Pop. Lia e curtia de Agatha Christie a William Faulkner e Stephen King, sem nenhum tipo de afetação e sem pretender impor suas idiossincrasias aos leitores. Navegava pelo pop e pela chamada alta literatura sem maiores problemas. Simenon e Asimov, Neruda e ficção científica, que conhecia muito bem.

Era também notável seu interesse e conhecimento em matéria de quadrinhos. Nessa última área foi editor do Grilo, nos anos 1980, onde publicou Robert Crumb, Guido Crepax, Wolinsky, Hugo Pratt e Phillipe Druillet, mais Will Eisner, o gênio do Spirit. Se isso é o que se chama inquietação intelectual, acrescente-se que, como tradutor, verteu para o português de Stephen King a Dee Brown, autor de Enterrem Meu Coração na Curva do Rio, a respeito do extermínio de índios nos Estados Unidos, o que lhe valeu um Prêmio Jabuti.

Ex-colega de redação e amiga, Terciane Alves fala de Ferraz da seguinte maneira:  "Kiko repudiava o egocentrismo profissional, era generoso com os mais jovens focas. Como raros poderiam ser. Tinha asco de eventos sociais. Gostava mesmo é de sentar à mesa com estagiários e falar de receitas culinárias, acepipes, como dizia. Kiko amava a juventude, se refazia nela."

E se atualizava com o mesmo entusiasmo que lia, via filmes e ouvia músicas (também gostava de jogos de botão, preparar sanduíches, tomar vinho e tocar bongô nos momentos de descontração). Terciane observa que "nos anos 2000, com mais de 60 anos, ele foi trabalhar com internet, ficou fascinado com programas de edição on-line. E foi editor do portal O Site na fase da bolha da internet."

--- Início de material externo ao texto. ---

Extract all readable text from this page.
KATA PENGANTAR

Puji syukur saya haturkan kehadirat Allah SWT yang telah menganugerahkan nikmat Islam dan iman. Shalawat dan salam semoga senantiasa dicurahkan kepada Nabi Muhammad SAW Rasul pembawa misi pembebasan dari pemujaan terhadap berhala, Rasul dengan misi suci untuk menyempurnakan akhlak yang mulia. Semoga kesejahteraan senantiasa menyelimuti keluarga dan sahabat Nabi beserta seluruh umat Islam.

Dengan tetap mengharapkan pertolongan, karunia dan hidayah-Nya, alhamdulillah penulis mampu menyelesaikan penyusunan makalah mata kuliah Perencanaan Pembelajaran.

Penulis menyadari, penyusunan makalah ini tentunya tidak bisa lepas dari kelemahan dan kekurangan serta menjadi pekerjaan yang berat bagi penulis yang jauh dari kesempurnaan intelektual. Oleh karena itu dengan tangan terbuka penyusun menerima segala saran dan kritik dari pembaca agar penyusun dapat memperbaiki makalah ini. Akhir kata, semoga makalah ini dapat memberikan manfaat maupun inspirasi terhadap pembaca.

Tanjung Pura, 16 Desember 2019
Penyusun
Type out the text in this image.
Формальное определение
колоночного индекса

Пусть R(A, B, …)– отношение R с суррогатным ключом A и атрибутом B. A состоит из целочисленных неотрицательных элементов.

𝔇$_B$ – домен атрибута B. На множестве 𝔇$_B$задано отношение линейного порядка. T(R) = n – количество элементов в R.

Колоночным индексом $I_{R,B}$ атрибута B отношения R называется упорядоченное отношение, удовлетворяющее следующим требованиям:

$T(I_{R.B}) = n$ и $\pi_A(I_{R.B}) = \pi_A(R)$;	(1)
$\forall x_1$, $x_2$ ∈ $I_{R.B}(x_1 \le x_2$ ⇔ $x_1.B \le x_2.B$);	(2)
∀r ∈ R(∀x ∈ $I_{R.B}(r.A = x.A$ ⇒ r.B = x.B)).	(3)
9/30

Além disso dedicou-se a pesquisar a obra de sua mãe, chegando a descobrir que ela também tinha sido King Sheldon, pseudônimo adotado para assinar histórias policiais. Junto com Maria Lúcia Teixeira Furlani, publicou a fotobiografia de Pagu - foi a última vez que seu nome apareceu num volume impresso. Junto com Furlani, mantinha o site Pagu. Além de Leda, Geraldo Galvão Ferraz deixa os filhos Alexandre e Antônio Eduardo.

Com o agravamento do diabetes, ele passou os últimos meses de vida em São Sebastião, no litoral paulista, onde faleceu e foi sepultado. No próximo dia 16, sábado, será celebrada uma missa em sua homenagem na Igreja São Gabriel (Avenida São Gabriel, 108, no Itaim, em São Paulo), às 17 horas.